The first homegrown comes home: Zach Pfeffer tells Union academy players how to plan for life after soccer

In 2011, Zach Pfeffer was 15 years old. He was also, as he told the assembled members of the Philadelphia Union academy last Friday, "the man" on the soccer field, often playing up at least one age group.

Then Pfeffer signed on with the Union, becoming the club's first homegrown player. And all of a sudden he had to, again, in his own words, "grow up, I had to mature, I had to learn the ropes."

"I had to become independent."

A day after Pfeffer spoke at YSC about his journey from 15 year old homegrown to, most recently, recipient of a highly selective financial analyst job at Goldman Sachs, Union academy graduates Zach Zandi and Jeremy Rafanello faced off against each other as members of Villanova University and Penn State respectively, highlighting the growing link between the Union's academy and the academic future of its graduates. Both players scored, by the way.

Zandi and Rafanello are only two of many former academy members still playing soccer as they advance through their collegiate careers.

However, Pfeffer, now 23 and finishing his degree at Temple University before moving to New York for his new job, is retired. "My boots are on the wall at this point," he said with a laugh.

The former FC Delco, Montgomery United, and Upper Dublin Soccer Club player explained how he managed to grow his soccer career without abandoning the academic side of his life.

"It's a balancing act," Pfeffer admitted, sitting in front of the academy players and alongside YSC founder and Union minority owner Richie Graham. "When you're on the field, put all your time and energy into that because that's what you guys are here for at the end of the day.
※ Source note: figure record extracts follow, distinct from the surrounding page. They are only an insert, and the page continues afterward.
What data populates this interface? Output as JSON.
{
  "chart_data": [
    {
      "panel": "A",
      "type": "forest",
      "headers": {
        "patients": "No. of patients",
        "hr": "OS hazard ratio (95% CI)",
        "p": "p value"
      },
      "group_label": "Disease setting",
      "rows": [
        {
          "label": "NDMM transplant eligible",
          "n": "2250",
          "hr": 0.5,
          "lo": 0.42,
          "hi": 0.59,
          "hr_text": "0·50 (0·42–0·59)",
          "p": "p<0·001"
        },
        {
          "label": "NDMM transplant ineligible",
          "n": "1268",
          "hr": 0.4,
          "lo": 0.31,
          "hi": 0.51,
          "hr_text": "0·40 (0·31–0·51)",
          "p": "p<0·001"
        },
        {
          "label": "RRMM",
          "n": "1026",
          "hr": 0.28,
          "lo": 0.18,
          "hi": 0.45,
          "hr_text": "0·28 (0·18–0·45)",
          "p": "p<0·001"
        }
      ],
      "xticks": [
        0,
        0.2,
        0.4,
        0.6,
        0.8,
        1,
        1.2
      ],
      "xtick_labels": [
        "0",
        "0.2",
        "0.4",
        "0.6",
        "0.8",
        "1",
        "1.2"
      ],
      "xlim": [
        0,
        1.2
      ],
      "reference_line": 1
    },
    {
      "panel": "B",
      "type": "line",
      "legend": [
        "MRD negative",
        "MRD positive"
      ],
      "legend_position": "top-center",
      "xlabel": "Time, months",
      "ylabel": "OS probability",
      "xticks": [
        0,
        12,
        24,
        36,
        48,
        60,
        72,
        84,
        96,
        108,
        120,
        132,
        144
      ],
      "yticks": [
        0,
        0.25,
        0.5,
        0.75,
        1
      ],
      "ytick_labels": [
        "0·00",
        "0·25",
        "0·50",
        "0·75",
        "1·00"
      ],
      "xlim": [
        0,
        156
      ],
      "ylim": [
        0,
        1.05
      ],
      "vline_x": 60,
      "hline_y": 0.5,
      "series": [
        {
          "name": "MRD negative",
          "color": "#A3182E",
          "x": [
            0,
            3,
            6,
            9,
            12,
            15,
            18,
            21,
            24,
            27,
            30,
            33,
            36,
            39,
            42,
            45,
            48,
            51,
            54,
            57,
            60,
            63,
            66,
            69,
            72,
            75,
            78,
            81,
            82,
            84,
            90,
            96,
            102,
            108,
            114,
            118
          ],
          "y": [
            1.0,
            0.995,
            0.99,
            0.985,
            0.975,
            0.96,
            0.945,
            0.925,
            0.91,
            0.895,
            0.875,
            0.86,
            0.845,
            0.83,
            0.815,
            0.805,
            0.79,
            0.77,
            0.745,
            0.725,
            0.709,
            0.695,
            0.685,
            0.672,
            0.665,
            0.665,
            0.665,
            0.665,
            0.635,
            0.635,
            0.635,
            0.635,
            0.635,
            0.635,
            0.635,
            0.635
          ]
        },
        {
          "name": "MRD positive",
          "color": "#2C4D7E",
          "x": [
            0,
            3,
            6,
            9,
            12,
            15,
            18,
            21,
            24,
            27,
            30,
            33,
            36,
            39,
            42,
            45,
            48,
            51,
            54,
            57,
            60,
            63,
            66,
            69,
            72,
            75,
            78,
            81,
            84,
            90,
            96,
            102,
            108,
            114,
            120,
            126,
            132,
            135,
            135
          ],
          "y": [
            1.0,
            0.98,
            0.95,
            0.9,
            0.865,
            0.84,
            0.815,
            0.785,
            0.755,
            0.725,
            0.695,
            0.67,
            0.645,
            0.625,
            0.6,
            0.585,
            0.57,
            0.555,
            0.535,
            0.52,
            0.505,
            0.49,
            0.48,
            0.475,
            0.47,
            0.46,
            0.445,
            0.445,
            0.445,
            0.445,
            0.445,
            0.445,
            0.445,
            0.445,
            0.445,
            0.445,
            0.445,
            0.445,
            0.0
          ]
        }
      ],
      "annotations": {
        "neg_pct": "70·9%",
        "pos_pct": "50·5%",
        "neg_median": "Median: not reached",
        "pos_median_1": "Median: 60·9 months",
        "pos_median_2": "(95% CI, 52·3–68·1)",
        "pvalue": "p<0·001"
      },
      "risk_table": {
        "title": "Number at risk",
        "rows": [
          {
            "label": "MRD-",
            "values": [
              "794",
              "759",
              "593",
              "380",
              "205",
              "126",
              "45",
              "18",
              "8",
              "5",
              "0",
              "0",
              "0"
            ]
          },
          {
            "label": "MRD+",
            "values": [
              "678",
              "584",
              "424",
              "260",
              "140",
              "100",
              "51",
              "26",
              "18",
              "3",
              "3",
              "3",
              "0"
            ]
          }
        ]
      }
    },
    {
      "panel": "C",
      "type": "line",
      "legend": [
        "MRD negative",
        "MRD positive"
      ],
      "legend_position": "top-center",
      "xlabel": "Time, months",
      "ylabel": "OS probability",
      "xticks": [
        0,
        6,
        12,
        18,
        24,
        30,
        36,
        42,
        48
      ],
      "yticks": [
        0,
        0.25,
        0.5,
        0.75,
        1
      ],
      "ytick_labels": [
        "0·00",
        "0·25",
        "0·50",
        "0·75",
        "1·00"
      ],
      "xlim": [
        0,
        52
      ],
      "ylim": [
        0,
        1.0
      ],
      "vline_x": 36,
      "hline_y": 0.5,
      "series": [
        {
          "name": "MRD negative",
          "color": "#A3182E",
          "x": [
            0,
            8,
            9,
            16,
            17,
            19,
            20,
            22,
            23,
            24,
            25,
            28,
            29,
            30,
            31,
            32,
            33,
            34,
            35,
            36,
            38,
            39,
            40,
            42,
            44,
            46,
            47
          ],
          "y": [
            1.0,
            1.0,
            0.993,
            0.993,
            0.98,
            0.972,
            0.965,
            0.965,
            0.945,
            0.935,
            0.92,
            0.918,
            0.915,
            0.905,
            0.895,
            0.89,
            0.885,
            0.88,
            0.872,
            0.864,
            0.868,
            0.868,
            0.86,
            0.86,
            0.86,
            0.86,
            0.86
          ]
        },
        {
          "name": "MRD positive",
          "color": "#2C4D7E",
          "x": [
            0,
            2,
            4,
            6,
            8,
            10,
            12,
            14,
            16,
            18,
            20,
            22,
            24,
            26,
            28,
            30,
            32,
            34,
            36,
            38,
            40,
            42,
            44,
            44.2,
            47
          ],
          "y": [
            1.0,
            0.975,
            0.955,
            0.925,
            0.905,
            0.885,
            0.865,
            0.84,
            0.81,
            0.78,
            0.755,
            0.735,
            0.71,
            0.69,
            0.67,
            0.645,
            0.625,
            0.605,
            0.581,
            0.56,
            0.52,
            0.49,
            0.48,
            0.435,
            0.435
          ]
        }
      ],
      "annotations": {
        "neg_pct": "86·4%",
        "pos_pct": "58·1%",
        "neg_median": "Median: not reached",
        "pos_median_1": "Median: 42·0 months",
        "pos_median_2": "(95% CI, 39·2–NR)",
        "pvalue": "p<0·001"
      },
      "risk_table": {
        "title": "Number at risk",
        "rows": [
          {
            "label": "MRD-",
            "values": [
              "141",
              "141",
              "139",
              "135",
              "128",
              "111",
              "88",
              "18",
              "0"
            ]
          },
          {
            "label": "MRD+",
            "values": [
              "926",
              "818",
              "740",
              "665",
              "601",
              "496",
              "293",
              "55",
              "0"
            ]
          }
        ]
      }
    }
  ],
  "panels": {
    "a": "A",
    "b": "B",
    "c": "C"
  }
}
But for some of you, that [dream] may not happen — hopefully for all of you it does. Some of you may play 5-10 years, some may play 15, some may play in MLS, some may play in Europe. But at some point it will, unfortunately, come to an end, and you have to make sure you're prepared when the time comes.

"There always has to be a Plan B and C in case something unforseen comes up and maybe derails some of those plans."

Pfeffer encouraged the academy members to lean into the skills they develop on the pitch as they transition to new careers. "Your background as athletes is very attractive to a lot of employers," he said, "It's just that innate competitive feel that you guys have, coming in every day, working hard. That, for me, was a differentiating factor, especially when I got into the interviewing process."

The setting for Pfeffer's talk drove home the growth of American soccer since the Union entered MLS. Players from across the world now attend classes at YSC and train twice daily around their academic schedule as they try to make their way into the Union's first team plans. This is a similar setup to European academies, as Pfeffer knows from his season on loan with Hoffenheim, the same club where incoming Union Sporting Direct Ernst Tanner once worked (in fact, Pfeffer said Tanner was the one that picked him up from the airport the first time he flew in to train at Hoffenheim).

Little of the Union’s academy structure was in place when Pfeffer came through the ranks, though. And that fact underlines the key role the growing academic side of YSC provides for young athletes. Pfeffer had a very academically-oriented family to ensure he prepared for a life after soccer, but not every young player has the same support system. And while academies can provide an opportunity to progress academically and athletically, Pfeffer emphasized that it's up to each individual to push themselves to recognize that they will need to be prepared for what comes next when it's time to, like him, put their boots on the wall.

"All of this is unbelievable," Pfeffer said, indicating the classrooms and replica Allianz Arena in YSC. "I only wish I had something like this when I started. You guys have the academics, you the fields right here, you train twice a day, it's exactly how they do it in Europe."

But in the end, both on the field and in life after soccer, the message to the young men in attendance was to work hard and differentiate yourself from those around you. And Pfeffer said the best way to do that is to pursue your interests with passion and then turn those interests into a career.